Nu provençal
Par le gardien le lundi 17 mai 2010, 00:00 - Gardimots - Lien permanent
Témoin, son Nu provençal, cliché né du hasard dans la maison de Gordes où il passe ses vacances pendant l’été 1948. Ronis aperçoit son épouse Marie-Anne de dos, nue, élégamment penchée sur la vasque ronde d’un meuble de toilette. Il prend son Rolleiflex, gravit les deux premières marches de l'escalier du grenier. On l’imagine appuyant sur le déclencheur en se réjouissant de la bonne lumière. Il sait déjà que tout est en place, que la ligne de corps offre une courbure sans défaut et la pénombre une tendre complicité. Il choisit son cadrage et appuie quatre fois - quatre fois seulement - sur le déclencheur.
L'image développée lui confirme qu'il a vu juste. Dans un coin, la chaise ouvre la scène, respectueuse et solide, sans vilaine curiosité. La paillasse, le tenon et son mortier, le broc prolongent la diagonale qui nous mène à la source de lumière. Le volet, tourné vers l’intérieur, ferme l’image. Le miroir couronne le modèle. Le vieux sol met en valeur la nudité.
La rigueur de la composition, le noir et blanc, la géométrie confrontés à la douceur du nu, font de ce cliché un exemple réussi de délicatesse et de pudeur.
Commentaires
C'est dans un espace ascétique, et non aseptisé, que s'éploie la beauté du corps. Fugacité d'un moment de perfection, dont notre regard invité s'emplit et qu'il prolonge dans une contemplation sans fin. Sollicitation de tous les sens, dont l'ouïe, car le silence est traversé de vibrations secrètes, de bruits antérieurs, tels celui du volet (une oeuvre d'art en soi) qu'a ouvert le rayon de l'aube, le clair musical de l'eau invisible, tandis que le dallage inégal crée une autre volupté de contact.
Cette photographie est trés belle,elle se regarde comme un tableau et le commentaire sous la photo et celui de Daniel sont des plaisirs à lire.
Sans grâce, plus philosophique...
Nous sommes "durs" (?) parce que nous préférons l'émotion à la rationalité.
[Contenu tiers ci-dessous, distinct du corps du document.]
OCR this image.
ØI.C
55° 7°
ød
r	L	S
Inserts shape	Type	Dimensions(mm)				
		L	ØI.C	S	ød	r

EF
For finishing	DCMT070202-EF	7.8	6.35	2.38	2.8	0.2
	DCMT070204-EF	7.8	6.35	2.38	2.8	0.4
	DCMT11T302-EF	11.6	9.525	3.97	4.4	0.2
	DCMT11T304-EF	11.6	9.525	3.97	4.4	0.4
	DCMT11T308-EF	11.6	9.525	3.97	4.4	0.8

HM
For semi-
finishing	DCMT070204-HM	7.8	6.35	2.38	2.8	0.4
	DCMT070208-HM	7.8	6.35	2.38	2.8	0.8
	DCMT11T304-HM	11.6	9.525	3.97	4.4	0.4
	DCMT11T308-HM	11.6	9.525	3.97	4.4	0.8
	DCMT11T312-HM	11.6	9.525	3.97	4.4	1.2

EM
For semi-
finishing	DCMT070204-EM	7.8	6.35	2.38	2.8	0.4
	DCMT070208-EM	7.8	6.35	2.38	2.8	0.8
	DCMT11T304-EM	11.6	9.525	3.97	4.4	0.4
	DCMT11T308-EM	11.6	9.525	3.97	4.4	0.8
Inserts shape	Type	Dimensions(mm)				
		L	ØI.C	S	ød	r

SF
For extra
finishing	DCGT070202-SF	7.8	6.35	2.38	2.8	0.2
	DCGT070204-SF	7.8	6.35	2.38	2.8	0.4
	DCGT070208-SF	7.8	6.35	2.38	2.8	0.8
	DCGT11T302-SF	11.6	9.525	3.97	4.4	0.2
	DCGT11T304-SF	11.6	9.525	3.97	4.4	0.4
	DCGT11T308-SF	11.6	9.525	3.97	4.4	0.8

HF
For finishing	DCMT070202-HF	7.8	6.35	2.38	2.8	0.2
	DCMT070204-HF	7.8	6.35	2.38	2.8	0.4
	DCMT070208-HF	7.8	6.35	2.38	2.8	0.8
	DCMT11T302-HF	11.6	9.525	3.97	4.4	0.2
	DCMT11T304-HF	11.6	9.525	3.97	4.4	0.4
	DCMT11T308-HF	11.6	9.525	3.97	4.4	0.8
Si les femmes sont des instruments de musique, alors les courbes de "violon" de Mme Ronis me séduisent plus que les lignes de "triangle" de Mme de B.
Et les ouïes de la compagne de Man Ray, Kiki de Montparnasse, telle qu'il la voit en 1924 ?
Mais non, l'émotion est dans ma tête d'artiste. Nous aurions la même discussion avec une photo montrant un tout autre sujet.
La photo est magnifique et le commentaire...aussi!
Merci pour cette belle leçon de prise de vue.
Bien sûr, le nu provençal est une délicate et artistique composition.
Mais la photo de Simone de Beauvoir, femme enfin debout, libérée, offrant le port de sa tête dans le losange de ses bras et la neige de ses courbes est également un état de grâce pensée et féministe!
et que serait l'émotion sans raison et la raison sans la moindre émotion ?
Il y a de l'émotion et de la raison dans les deux clichés mais les proportions y sont inversées.
pas nécessairement, certains symboles sont porteurs d'émotions fortes peut-être seulement pour des femmes dans le cas présent, chacun portant en lui sa palette de nuances, sa subjectivité. Je tendrais à dire que chacune des deux clichés sont incomparables !
Je suis d'accord si l'on emploie le mot "incomparables" dans ses deux acceptions : ces clichés sont extraordinaires et pas comparables entre eux.